埃維利亞站在旁邊,「不影響本次接待,」她說,「該資產目前的關注方向與賈里爾此行無交集。」
「知道了,」奧馬爾說,把報告合上,「繼續追蹤。」
他把報告推到一邊,讓馬哈茂德進來。
「沙鷹國這次來,想要什麼?」
馬哈茂德坐下,「納賽爾死了快兩年,」他說,「沙鷹國想重建一個以他們為軸心的阿拉伯軍事合作框架,需要一個在非洲方向有實質存在的合作方。利比亞控制薩赫勒通道,又有石油資金,是他們名單上最靠前的那個。」
「條件呢?」
「軍事共同防禦協定,」馬哈茂德說,「掛名義,不出人,出資金,讓利比亞在北非作為他們的延伸,換來外交背書和武器採購渠道。」他停了一下,「我猜是這個。」
「猜對了一半,」奧馬爾說,「他們還想要利比亞在遜尼派內部宗教話語權上讓步——某些教法方向上跟著他們走,不單獨發聲。」
馬哈茂德把這一層想了一下,「這一條比軍事條款更難答應。」
「更不可能答應,」奧馬爾說,「但他們不知道這件事對我有多重,所以會把這一條放進來試。」
「那你打算怎麼談?」
「讓他們先說完,」奧馬爾說,「然後我提一個讓他們完全沒有料到的反條件。」他把桌上的文件摞整齊,「反條件三週前就想好了,就等他們今天進門。」
馬哈茂德看了他一眼,沒有問是什麼,站起來走了。
賈里爾進來的時候,禮節做得周全,不過分,眼神掃了一圈會議室,很快落到奧馬爾身上,停住,用那種在很多個外交場合見過各種人物之後練出來的眼神打量了他三秒,伸出手,「上校,早就應該來拜訪了。」
「坐,」奧馬爾說,「歡迎。」
茶端上來,賈里爾喝了一口,沒有寒暄,進了正題。他用的是職業外交官那種把嚴肅內容包裝成輕鬆探討的方式,語速不快,每句話都有分寸,聽起來像是在聊天,但每一句都在往一個方向走。
他說了大約二十分鐘。從阿拉伯世界當前的格局講起,講到納賽爾時代之後出現的協調真空,講到外部壓力下阿拉伯國家分散的代價,最後講到他們設想的新框架——以幾個核心國家為軸的協調機制,軍事、外交、宗教事務三個維度,各有分工。他描述的那個分工裡,利比亞被放在「非洲方向執行端」的位置上。

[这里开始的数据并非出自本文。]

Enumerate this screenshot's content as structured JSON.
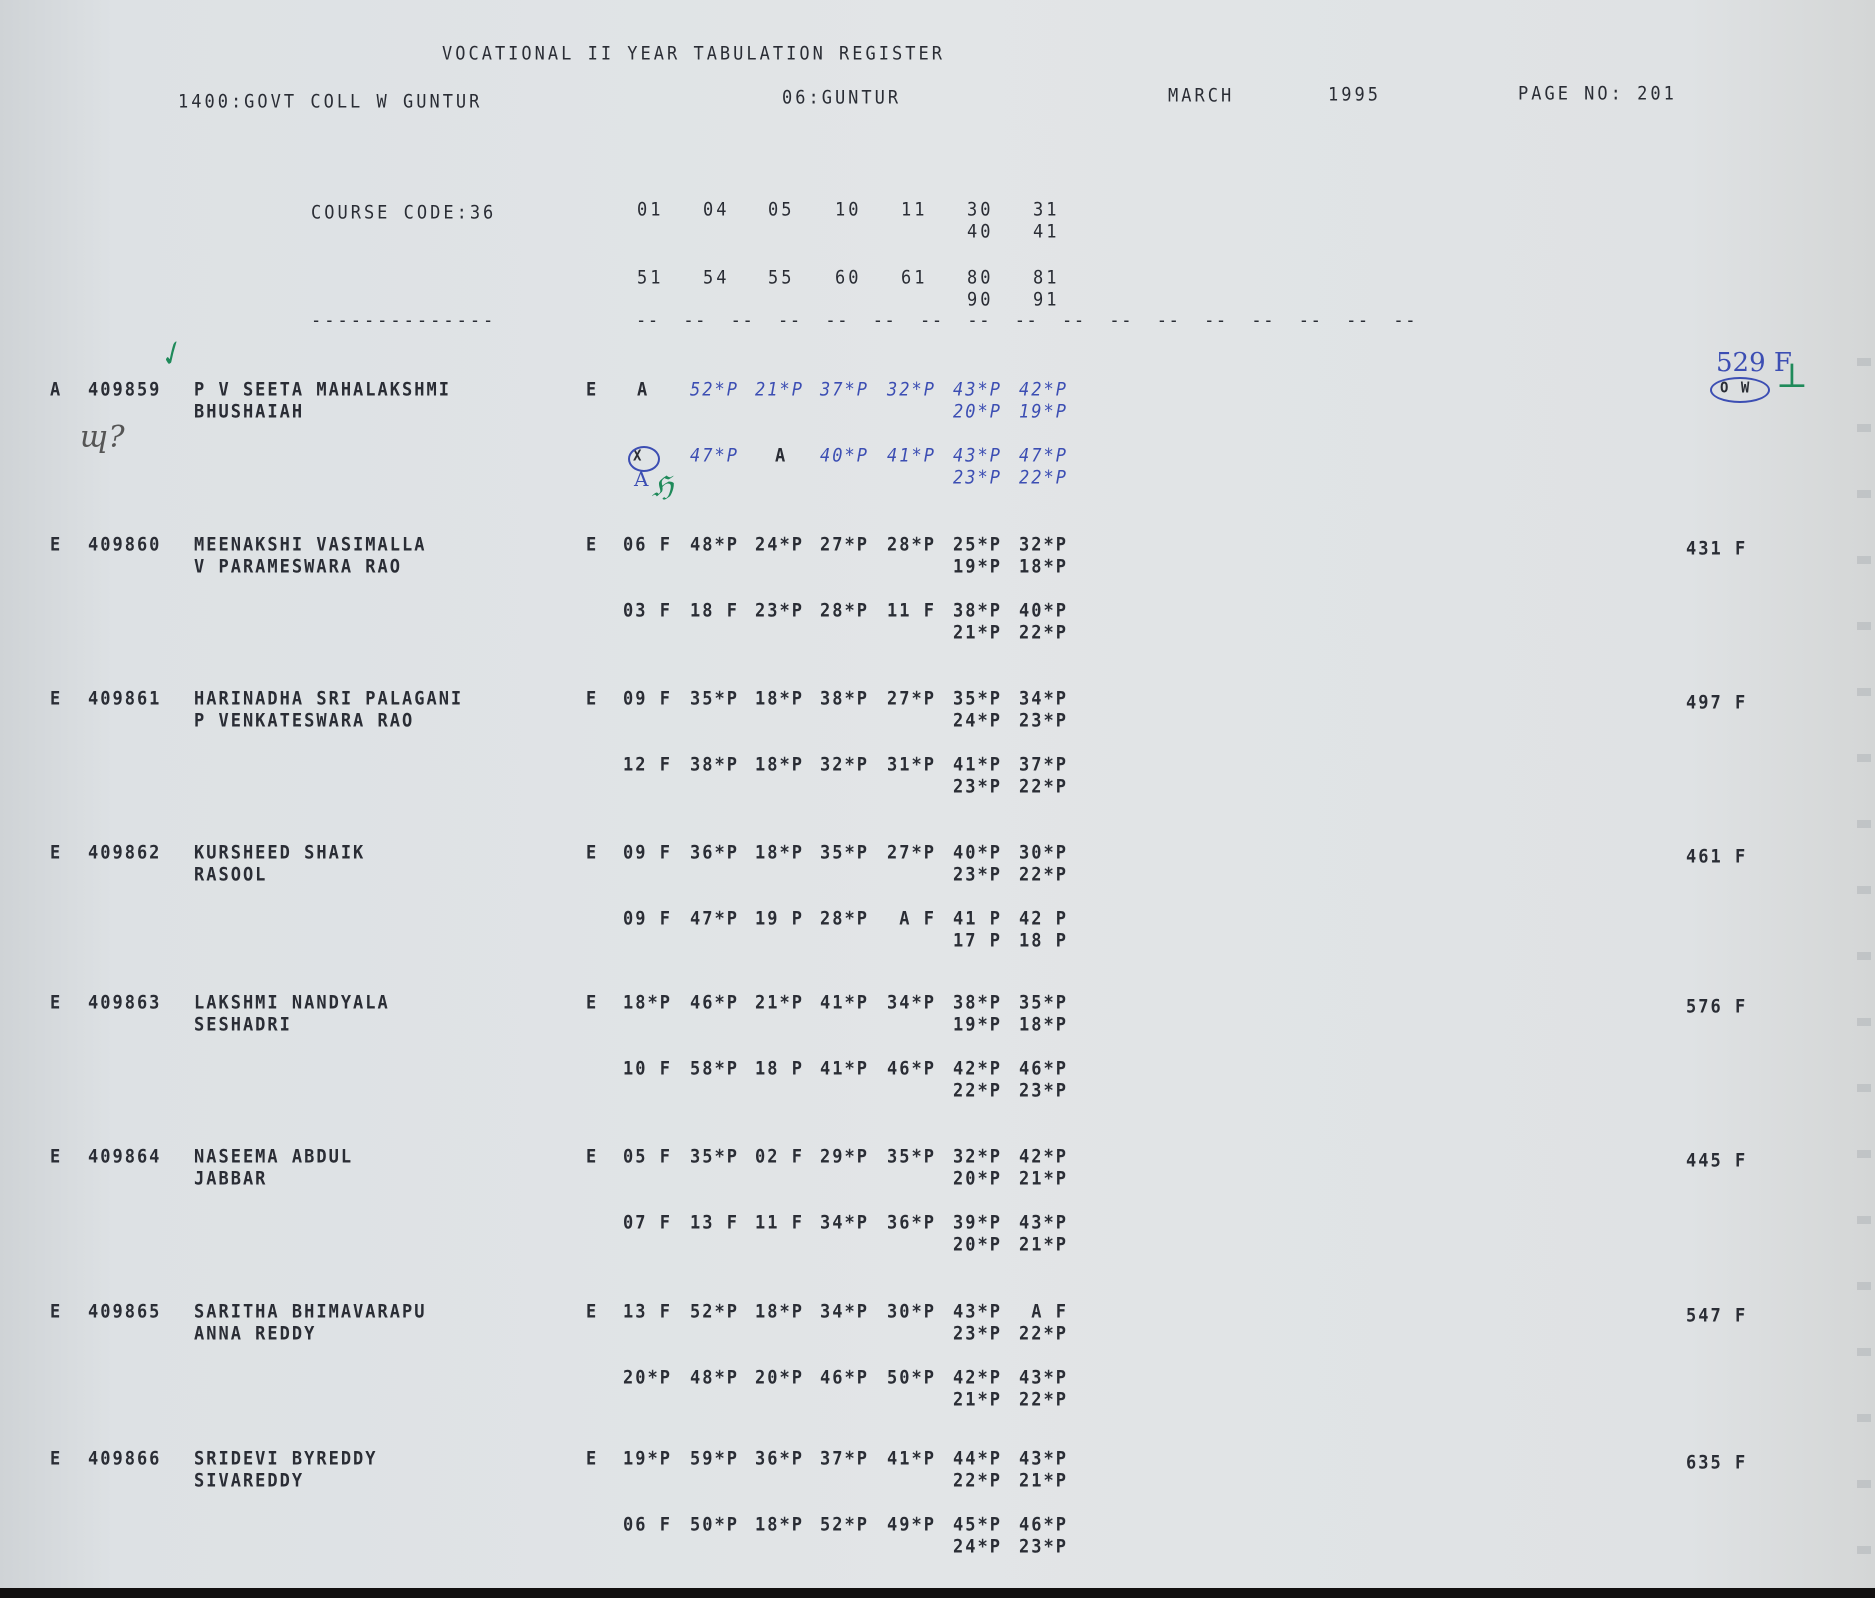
{
  "header": {
    "title": "VOCATIONAL II YEAR TABULATION REGISTER",
    "college": "1400:GOVT COLL W GUNTUR",
    "district": "06:GUNTUR",
    "month": "MARCH",
    "year": "1995",
    "page": "PAGE NO: 201"
  },
  "course": {
    "label": "COURSE CODE:36",
    "codes_row1": [
      "01",
      "04",
      "05",
      "10",
      "11",
      "30",
      "31"
    ],
    "codes_row1b": [
      "40",
      "41"
    ],
    "codes_row2": [
      "51",
      "54",
      "55",
      "60",
      "61",
      "80",
      "90"
    ],
    "codes_row2_fix": [
      "51",
      "54",
      "55",
      "60",
      "61",
      "80",
      "81"
    ],
    "codes_row2b": [
      "90",
      "91"
    ],
    "underline": "--------------",
    "dashes": "--  --  --  --  --  --  --  --  --  --  --  --  --  --  --  --  --"
  },
  "students": [
    {
      "flag": "A",
      "roll": "409859",
      "name1": "P V SEETA MAHALAKSHMI",
      "name2": "BHUSHAIAH",
      "medium": "E",
      "row1": [
        "A",
        "52*P",
        "21*P",
        "37*P",
        "32*P",
        "43*P",
        "42*P"
      ],
      "row1b": [
        "20*P",
        "19*P"
      ],
      "row2": [
        "X",
        "47*P",
        "A",
        "40*P",
        "41*P",
        "43*P",
        "47*P"
      ],
      "row2b": [
        "23*P",
        "22*P"
      ],
      "total": "529 F",
      "annotation": "O W",
      "handwritten": true
    },
    {
      "flag": "E",
      "roll": "409860",
      "name1": "MEENAKSHI VASIMALLA",
      "name2": "V PARAMESWARA RAO",
      "medium": "E",
      "row1": [
        "06 F",
        "48*P",
        "24*P",
        "27*P",
        "28*P",
        "25*P",
        "32*P"
      ],
      "row1b": [
        "19*P",
        "18*P"
      ],
      "row2": [
        "03 F",
        "18 F",
        "23*P",
        "28*P",
        "11 F",
        "38*P",
        "40*P"
      ],
      "row2b": [
        "21*P",
        "22*P"
      ],
      "total": "431 F"
    },
    {
      "flag": "E",
      "roll": "409861",
      "name1": "HARINADHA SRI PALAGANI",
      "name2": "P VENKATESWARA RAO",
      "medium": "E",
      "row1": [
        "09 F",
        "35*P",
        "18*P",
        "38*P",
        "27*P",
        "35*P",
        "34*P"
      ],
      "row1b": [
        "24*P",
        "23*P"
      ],
      "row2": [
        "12 F",
        "38*P",
        "18*P",
        "32*P",
        "31*P",
        "41*P",
        "37*P"
      ],
      "row2b": [
        "23*P",
        "22*P"
      ],
      "total": "497 F"
    },
    {
      "flag": "E",
      "roll": "409862",
      "name1": "KURSHEED SHAIK",
      "name2": "RASOOL",
      "medium": "E",
      "row1": [
        "09 F",
        "36*P",
        "18*P",
        "35*P",
        "27*P",
        "40*P",
        "30*P"
      ],
      "row1b": [
        "23*P",
        "22*P"
      ],
      "row2": [
        "09 F",
        "47*P",
        "19 P",
        "28*P",
        " A F",
        "41 P",
        "42 P"
      ],
      "row2b": [
        "17 P",
        "18 P"
      ],
      "total": "461 F"
    },
    {
      "flag": "E",
      "roll": "409863",
      "name1": "LAKSHMI NANDYALA",
      "name2": "SESHADRI",
      "medium": "E",
      "row1": [
        "18*P",
        "46*P",
        "21*P",
        "41*P",
        "34*P",
        "38*P",
        "35*P"
      ],
      "row1b": [
        "19*P",
        "18*P"
      ],
      "row2": [
        "10 F",
        "58*P",
        "18 P",
        "41*P",
        "46*P",
        "42*P",
        "46*P"
      ],
      "row2b": [
        "22*P",
        "23*P"
      ],
      "total": "576 F"
    },
    {
      "flag": "E",
      "roll": "409864",
      "name1": "NASEEMA ABDUL",
      "name2": "JABBAR",
      "medium": "E",
      "row1": [
        "05 F",
        "35*P",
        "02 F",
        "29*P",
        "35*P",
        "32*P",
        "42*P"
      ],
      "row1b": [
        "20*P",
        "21*P"
      ],
      "row2": [
        "07 F",
        "13 F",
        "11 F",
        "34*P",
        "36*P",
        "39*P",
        "43*P"
      ],
      "row2b": [
        "20*P",
        "21*P"
      ],
      "total": "445 F"
    },
    {
      "flag": "E",
      "roll": "409865",
      "name1": "SARITHA BHIMAVARAPU",
      "name2": "ANNA REDDY",
      "medium": "E",
      "row1": [
        "13 F",
        "52*P",
        "18*P",
        "34*P",
        "30*P",
        "43*P",
        " A F"
      ],
      "row1b": [
        "23*P",
        "22*P"
      ],
      "row2": [
        "20*P",
        "48*P",
        "20*P",
        "46*P",
        "50*P",
        "42*P",
        "43*P"
      ],
      "row2b": [
        "21*P",
        "22*P"
      ],
      "total": "547 F"
    },
    {
      "flag": "E",
      "roll": "409866",
      "name1": "SRIDEVI BYREDDY",
      "name2": "SIVAREDDY",
      "medium": "E",
      "row1": [
        "19*P",
        "59*P",
        "36*P",
        "37*P",
        "41*P",
        "44*P",
        "43*P"
      ],
      "row1b": [
        "22*P",
        "21*P"
      ],
      "row2": [
        "06 F",
        "50*P",
        "18*P",
        "52*P",
        "49*P",
        "45*P",
        "46*P"
      ],
      "row2b": [
        "24*P",
        "23*P"
      ],
      "total": "635 F"
    }
  ],
  "colors": {
    "paper": "#e0e3e5",
    "ink": "#2a2d35",
    "blue_pen": "#3c4eb3",
    "green_pen": "#1f8a5a"
  }
}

奧馬爾在他說話的整個過程裡,把手放在桌上,沒有動,聽完,把茶端起來喝了一口。
「賈里爾副部長,」他說,「我理解了,有幾個問題想直接問。」
賈里爾點頭,「請講。」
「第一,」奧馬爾說,「這個框架有分歧的時候,誰說了算?」
「協商,」賈里爾說,「共識原則。」
「共識原則是個好詞,」奧馬爾說,語氣很平,「我想知道的是,在共識之前,誰掌握議程的設定權——誰來決定哪些事情需要協商,哪些事情是執行層面的。」
賈里爾停了一秒,「核心成員會有小範圍協調。」
「核心成員,」奧馬爾重複了這兩個字,沒有追問,往下走,「第二個問題,宗教外交方向的統一發聲——這裡的'協調',是協商後形成的,還是有一個方向你們認為應當遵循?」
這一次,賈里爾的表情有了一個細微的變化。不是不安,是一種職業外交官感覺到對方比預期更難處理時會出現的調整——眼神稍微收了一下,措辭前停頓了半秒,「在遜尼派的核心教法立場上,我們認為應該有一個主軸,各國在主軸框架內保持靈活。」
「主軸是誰的,」奧馬爾說,不是問句,「是利雅得的。」
賈里爾沒有直接回答,「我們有歷史上的宗教權威積累。」
「這我知道,」奧馬爾說,「也是我尊重的。」他把手從桌上收回來,靠進椅背,「賈里爾副部長,我說一件真實的想法,不是談判語言。」
賈里爾微微向前傾,「請。」
「沙鷹國的宗教權威是真實的,是整個遜尼派世界幾百年積累下來的歷史遺產,我沒有任何一秒想要否認這件事,」奧馬爾說,「但這件事越重要,就越不應該被當成外交談判的籌碼。宗教權威和政治聯盟捆在一起,受益的是短期政治目標,受損的是長期的宗教公信力——這個帳,您比我更懂,您在霧島待過,您知道外面怎麼看這種捆綁。」
賈里爾在椅子上沒有動。他的眼神裡有一種東西,不是被說服,是被迫放棄某一條既定進攻路線之後臨時重組的表情,那種表情在他的職業生涯裡大概不常出現。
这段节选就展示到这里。